レビュー
概要
ビジネスマンの父親が娘に向けて、働くことの本質を自らの苦労とともに語る手紙のような構成。失敗・挫折の記録を恥じるのではなく、むしろ未来の“建設的な悩み”へと転換することで、労働に対する矛盾や疲れをポジティブに再構築する。
読みどころ
- 前半では、父親が若いころの失敗を率直に語る場面が中心。特に爆発的に仕事を抱えすぎていた頃の過労による体調不良を、会社の文化と個人の選択のバランスに分けて説明しており、当時何に悩み、どのような語り直しで乗り越えたかのプロセスが詳細に描写される。

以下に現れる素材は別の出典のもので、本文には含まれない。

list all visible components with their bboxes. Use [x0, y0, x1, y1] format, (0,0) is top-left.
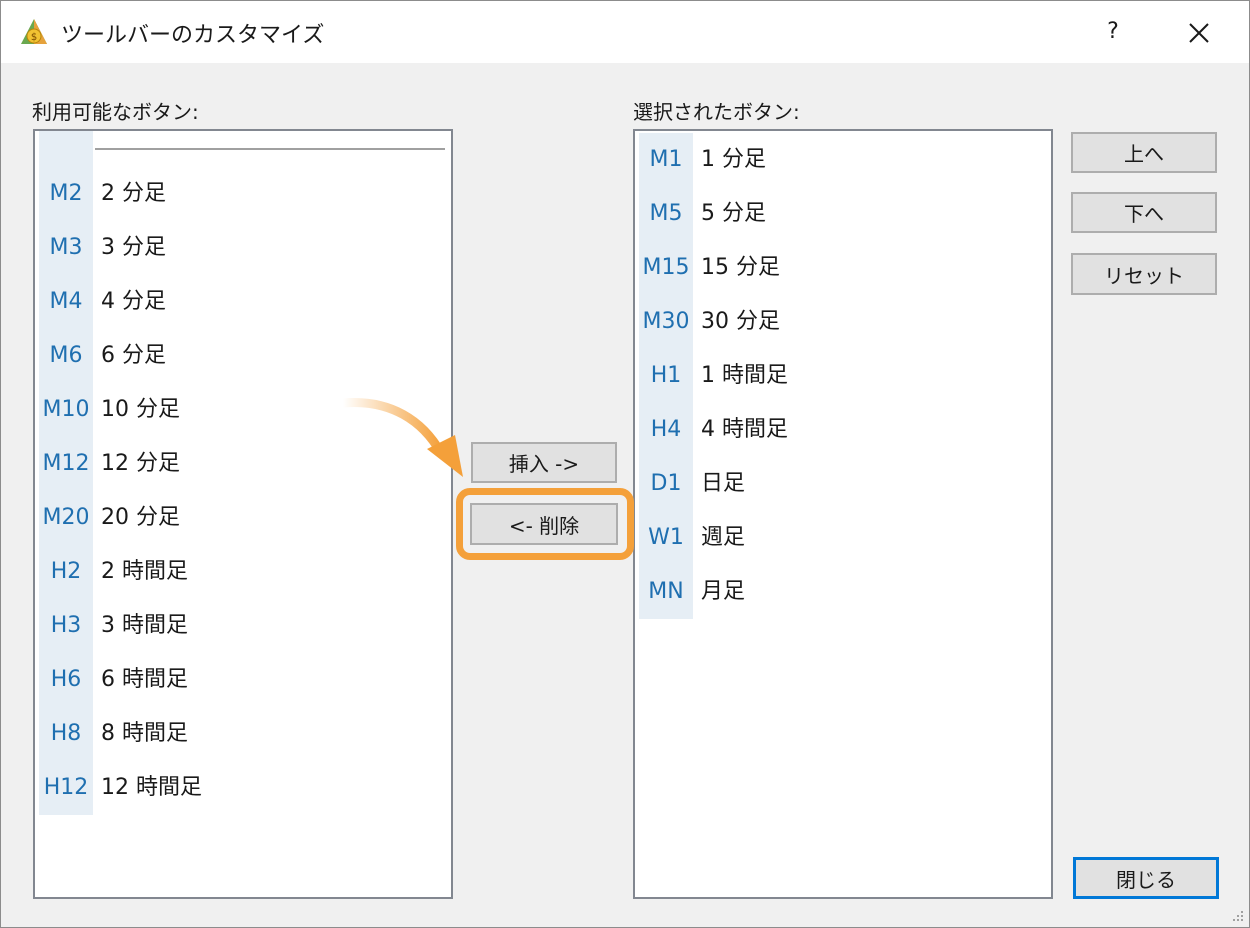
- timeframe-label: 6 分足: [101, 343, 166, 368]
- selected-buttons-list[interactable]: M1 1 分足 M5 5 分足 M15 15 分足 M30 30 分足 H1 1 時間足 H4 4 時…: [633, 129, 1053, 899]
- timeframe-label: 2 分足: [101, 181, 166, 206]
- timeframe-code: H3: [39, 599, 93, 653]
- timeframe-label: 2 時間足: [101, 559, 188, 584]
- timeframe-code: M5: [639, 187, 693, 241]
- available-item-m6[interactable]: M6 6 分足: [35, 329, 451, 383]
- timeframe-code: M30: [639, 295, 693, 349]
- timeframe-code: H8: [39, 707, 93, 761]
- timeframe-code: M15: [639, 241, 693, 295]
- timeframe-code: M20: [39, 491, 93, 545]
- timeframe-code: M1: [639, 133, 693, 187]
- selected-item-h1[interactable]: H1 1 時間足: [635, 349, 1051, 403]
- timeframe-label: 日足: [701, 471, 746, 496]
- separator-item[interactable]: [35, 131, 451, 171]
- selected-buttons-label: 選択されたボタン:: [633, 100, 800, 124]
- timeframe-label: 8 時間足: [101, 721, 188, 746]
- timeframe-code: M3: [39, 221, 93, 275]
- selected-item-d1[interactable]: D1 日足: [635, 457, 1051, 511]
- timeframe-code: M10: [39, 383, 93, 437]
- timeframe-label: 3 時間足: [101, 613, 188, 638]
- window-title: ツールバーのカスタマイズ: [61, 23, 325, 48]
- available-item-m20[interactable]: M20 20 分足: [35, 491, 451, 545]
- timeframe-label: 週足: [701, 525, 746, 550]
- timeframe-code: H4: [639, 403, 693, 457]
- timeframe-label: 10 分足: [101, 397, 180, 422]
- available-item-h3[interactable]: H3 3 時間足: [35, 599, 451, 653]
- available-item-h2[interactable]: H2 2 時間足: [35, 545, 451, 599]
- selected-item-mn[interactable]: MN 月足: [635, 565, 1051, 619]
- timeframe-label: 5 分足: [701, 201, 766, 226]
- timeframe-code: M2: [39, 167, 93, 221]
- timeframe-label: 6 時間足: [101, 667, 188, 692]
- timeframe-label: 20 分足: [101, 505, 180, 530]
- available-item-m2[interactable]: M2 2 分足: [35, 167, 451, 221]
- svg-text:$: $: [31, 32, 37, 43]
- selected-item-m1[interactable]: M1 1 分足: [635, 133, 1051, 187]
- timeframe-code: H12: [39, 761, 93, 815]
- available-item-m4[interactable]: M4 4 分足: [35, 275, 451, 329]
- timeframe-code: MN: [639, 565, 693, 619]
- available-buttons-list[interactable]: M2 2 分足 M3 3 分足 M4 4 分足 M6 6 分足 M10 10 分足 M12 12 分足…: [33, 129, 453, 899]
- app-logo-icon: $: [21, 19, 47, 44]
- selected-item-m30[interactable]: M30 30 分足: [635, 295, 1051, 349]
- selected-item-h4[interactable]: H4 4 時間足: [635, 403, 1051, 457]
- close-icon[interactable]: [1181, 15, 1217, 51]
- timeframe-label: 4 時間足: [701, 417, 788, 442]
- selected-item-w1[interactable]: W1 週足: [635, 511, 1051, 565]
- move-down-button[interactable]: 下へ: [1071, 192, 1217, 233]
- timeframe-label: 1 時間足: [701, 363, 788, 388]
- timeframe-label: 4 分足: [101, 289, 166, 314]
- timeframe-code: M4: [39, 275, 93, 329]
- timeframe-label: 1 分足: [701, 147, 766, 172]
- timeframe-label: 月足: [701, 579, 746, 604]
- available-item-h6[interactable]: H6 6 時間足: [35, 653, 451, 707]
- selected-item-m15[interactable]: M15 15 分足: [635, 241, 1051, 295]
- available-item-h12[interactable]: H12 12 時間足: [35, 761, 451, 815]
- help-button[interactable]: ?: [1095, 13, 1131, 51]
- hint-arrow-icon: [338, 398, 463, 477]
- timeframe-label: 12 時間足: [101, 775, 202, 800]
- close-button[interactable]: 閉じる: [1073, 857, 1219, 899]
- timeframe-label: 15 分足: [701, 255, 780, 280]
- separator-line: [95, 148, 445, 150]
- timeframe-code: H2: [39, 545, 93, 599]
- timeframe-label: 30 分足: [701, 309, 780, 334]
- separator-code-cell: [39, 131, 93, 171]
- insert-button[interactable]: 挿入 ->: [471, 442, 617, 483]
- customize-toolbar-dialog: $ ツールバーのカスタマイズ ? 利用可能なボタン: 選択されたボタン: M2 2…: [0, 0, 1250, 928]
- timeframe-code: H1: [639, 349, 693, 403]
- available-item-h8[interactable]: H8 8 時間足: [35, 707, 451, 761]
- timeframe-code: D1: [639, 457, 693, 511]
- timeframe-label: 3 分足: [101, 235, 166, 260]
- timeframe-code: M12: [39, 437, 93, 491]
- remove-button[interactable]: <- 削除: [470, 503, 618, 545]
- resize-grip-icon[interactable]: [1229, 907, 1245, 923]
- timeframe-code: H6: [39, 653, 93, 707]
- available-item-m3[interactable]: M3 3 分足: [35, 221, 451, 275]
- timeframe-label: 12 分足: [101, 451, 180, 476]
- selected-item-m5[interactable]: M5 5 分足: [635, 187, 1051, 241]
- timeframe-code: W1: [639, 511, 693, 565]
- move-up-button[interactable]: 上へ: [1071, 132, 1217, 173]
- reset-button[interactable]: リセット: [1071, 253, 1217, 295]
- timeframe-code: M6: [39, 329, 93, 383]
- title-bar: $ ツールバーのカスタマイズ ?: [1, 1, 1249, 63]
- available-buttons-label: 利用可能なボタン:: [32, 100, 199, 124]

- 中盤では「苦しさの棚卸し」ワークを提案し、感情・体・環境の3面から何が自分に重いのかを整理。たとえば、無理なスケジュールを飲み込むときに、「本当にそれをやりたいか」「そもそも何を守ろうとしているのか」と自問するフレームを載せている。
- 後半は“父として娘へ”の章で、働くことの意味を問いただす。仕事の価値を貨幣ではなく、誰に貢献したかという視点に変えるメッセージがまとめられており、キャリアを選ぶ際の判断に使える。
類書との比較
『嫌われる勇気』が心理学的な自由を語るのに対し、本書は血の通った実体験から“働くことの解釈”を作る。前者が抽象的な哲学を提示するのに対し、この本は家族と対話しながら価値観を再構築する方法を提供しており、より日常に即した批評になる。
こんな人におすすめ
・働くことに悩む若手。本当の苦しさを言語化したいときに手元に置ける。
・親として子どもに働き方を語りたい人。手紙の形式で何を語るかが参考になる。
・キャリアの再設計を考える人。思考のフレームが載っている。
感想
最も印象的だったのは、「苦しいときに、自分の苦しさに名前をつける」というアプローチ。文章を追いながら、自分が何に頭をかかえているか整理できたので、今後の仕事についても新しい視点を持てるようになった。